Restorative Stillness Even During Turbulent Times

The last several months, as soon as you think our world conditions could not possibly get worse, they have.  During such harrowing times, it would be easy to let go of your meditation and spiritual disciplines and rail against reality.  But the Bodhisattva path teaches us that our inner freedom actually comes from turning towards our individual and collective experience with an open heart, and thus gain the insights needed to traverse these turbulent times with wisdom, inner fortitude, and compassion.

So, how can you cultivate inner resilience, even during turbulent times?  
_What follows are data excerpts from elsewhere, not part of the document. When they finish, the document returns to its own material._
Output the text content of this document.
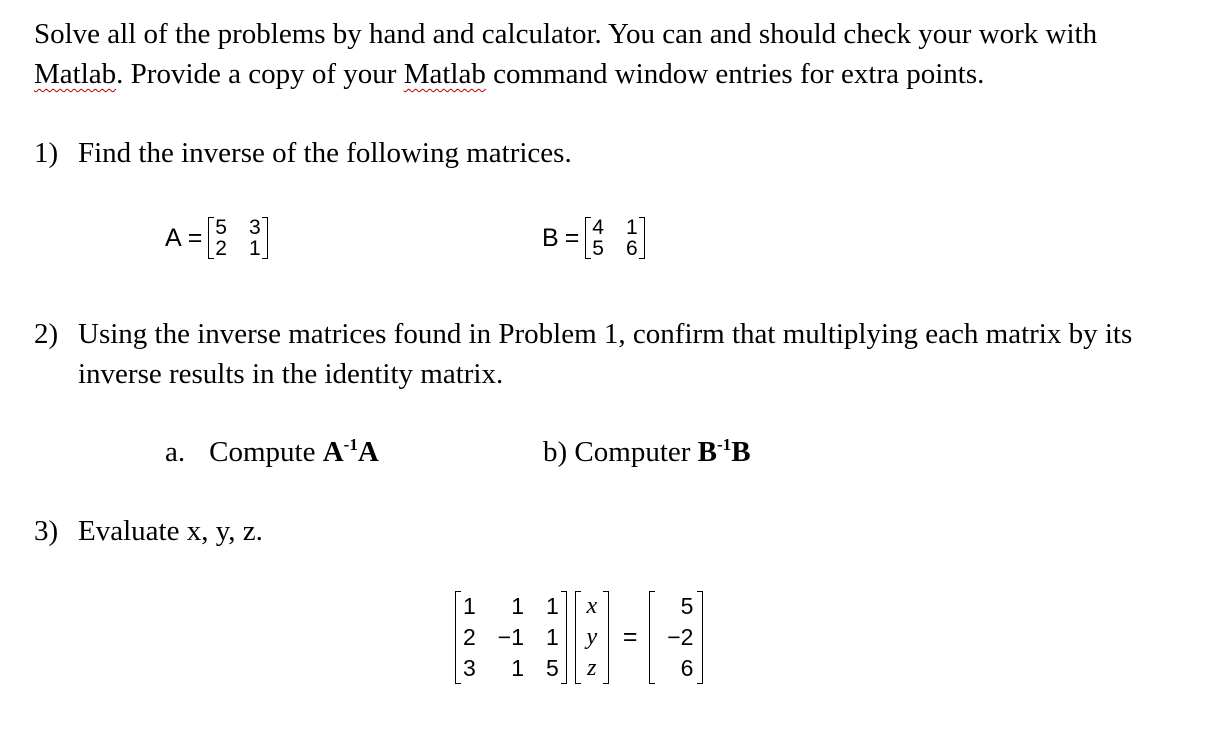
Solve all of the problems by hand and calculator. You can and should check your work with
Matlab. Provide a copy of your Matlab command window entries for extra points.
1) Find the inverse of the following matrices.
A = 5 3
2 1	B = 4 1
5 6
2) Using the inverse matrices found in Problem 1, confirm that multiplying each matrix by its
inverse results in the identity matrix.
a. Compute $A^{-1}A$	b) Computer $B^{-1}B$
3) Evaluate x, y, z.
1	1 1
2 −1 1
3	1 5
x
y
z
=
5
−2
6
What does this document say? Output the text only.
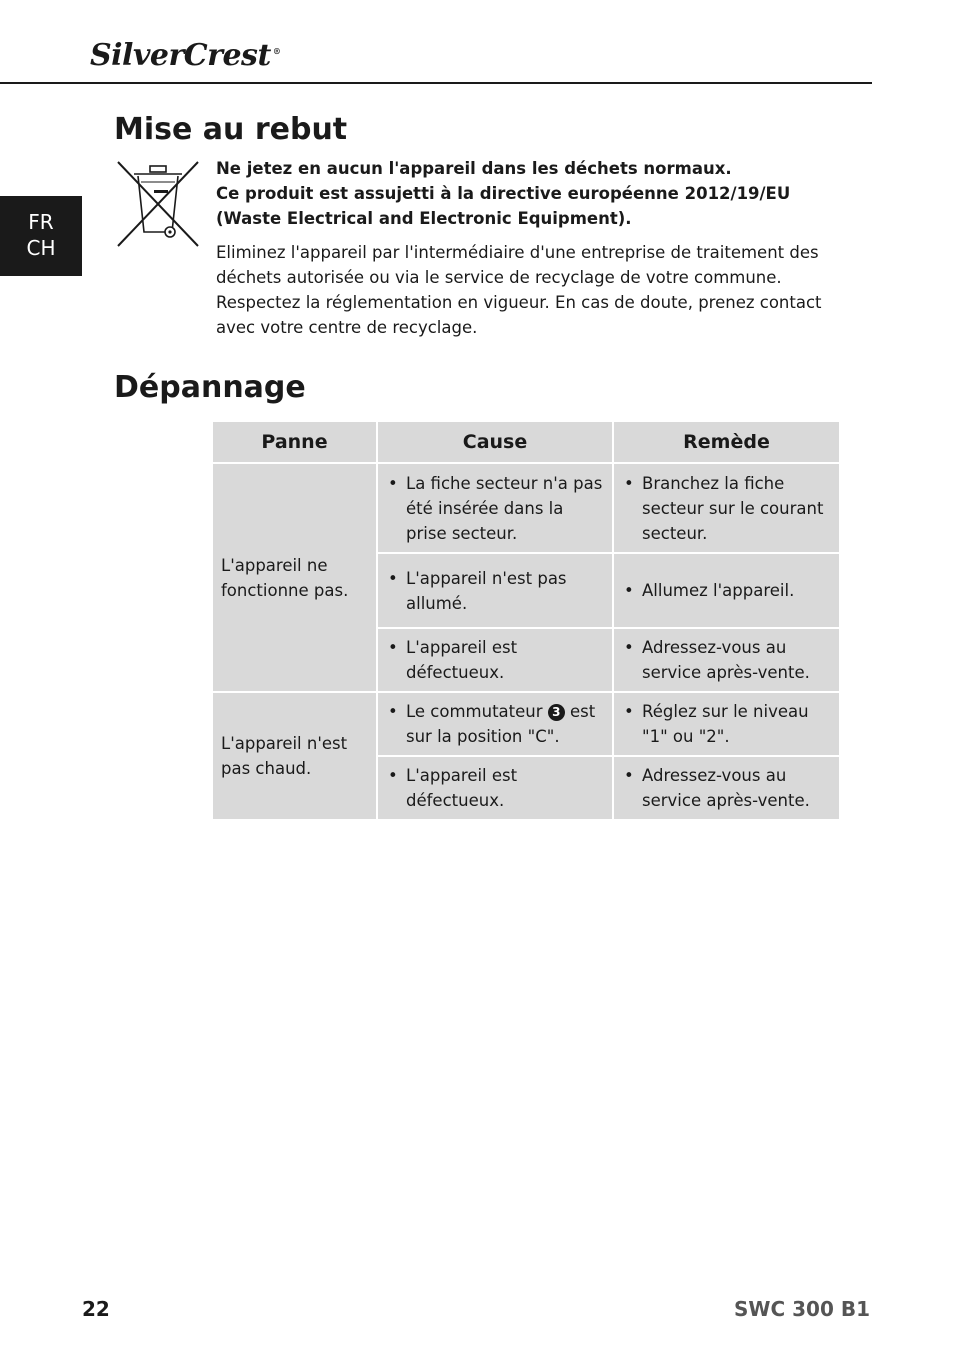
SilverCrest ®
FR
CH
Mise au rebut
Ne jetez en aucun l'appareil dans les déchets normaux.
Ce produit est assujetti à la directive européenne 2012/19/EU
(Waste Electrical and Electronic Equipment).

Eliminez l'appareil par l'intermédiaire d'une entreprise de traitement des déchets autorisée ou via le service de recyclage de votre commune. Respectez la réglementation en vigueur. En cas de doute, prenez contact avec votre centre de recyclage.

Dépannage
Panne	Cause	Remède
L'appareil ne fonctionne pas.	• La fiche secteur n'a pas été insérée dans la prise secteur.	• Branchez la fiche secteur sur le courant secteur.

	• L'appareil n'est pas allumé.	• Allumez l'appareil.

	• L'appareil est défectueux.	• Adressez-vous au service après-vente.

L'appareil n'est pas chaud.	• Le commutateur 3 est sur la position "C".	• Réglez sur le niveau "1" ou "2".

	• L'appareil est défectueux.	• Adressez-vous au service après-vente.
22	SWC 300 B1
Your Breath as Your Inner Guide

Intentionally connect to your breath several times a day, like every time you sit down, find yourself waiting in line, before you turn on your computer, or right before you turn on your smart device.  Stop and notice how your breath feels at that moment.  Does your breath feel shallow, moderate, or deep?  Are you holding your breath?  Is it smooth or shaky?  Cool or warm?  This awareness alone will guide the breath to regulate itself.  Now take one deep breath and watch it from its inception until its very end.  Then follow two more normal breaths from beginning to end.  These two small acts of checking in with your breath, and then following three breaths will not only bring you back into your body and in direct contact with the moment, but it will also help you reset your nervous system to “calm mode”.

Mindful Noting Practice

Practice intermittent “noting” or “labeling” practice during your days.  This mental note is a soft, silent whisper in the mind, a gently placed word that describes your predominant present moment experience.  For instance if you are suddenly feeling very hot, you’d silently note “hot”.  If the air conditioner comes on and blows on you, you may feel a relieving coolness, so gently note “relief”.  You may choose to note your physical sensations, like “tingling”, “heaviness”, “vibrating”, or “pressure”.  If your predominant experience is a strong emotion, note that specific emotion.  Or if the mind is busy, you may note “thinking”.  Do this a few times per day, when you can remember.  Doing so will not only give your inner narrator a job to perform, but it also tends to quiet and calm your inner “worrier” or ‘planner” voice down and instead, invites a restorative inner stillness into your day.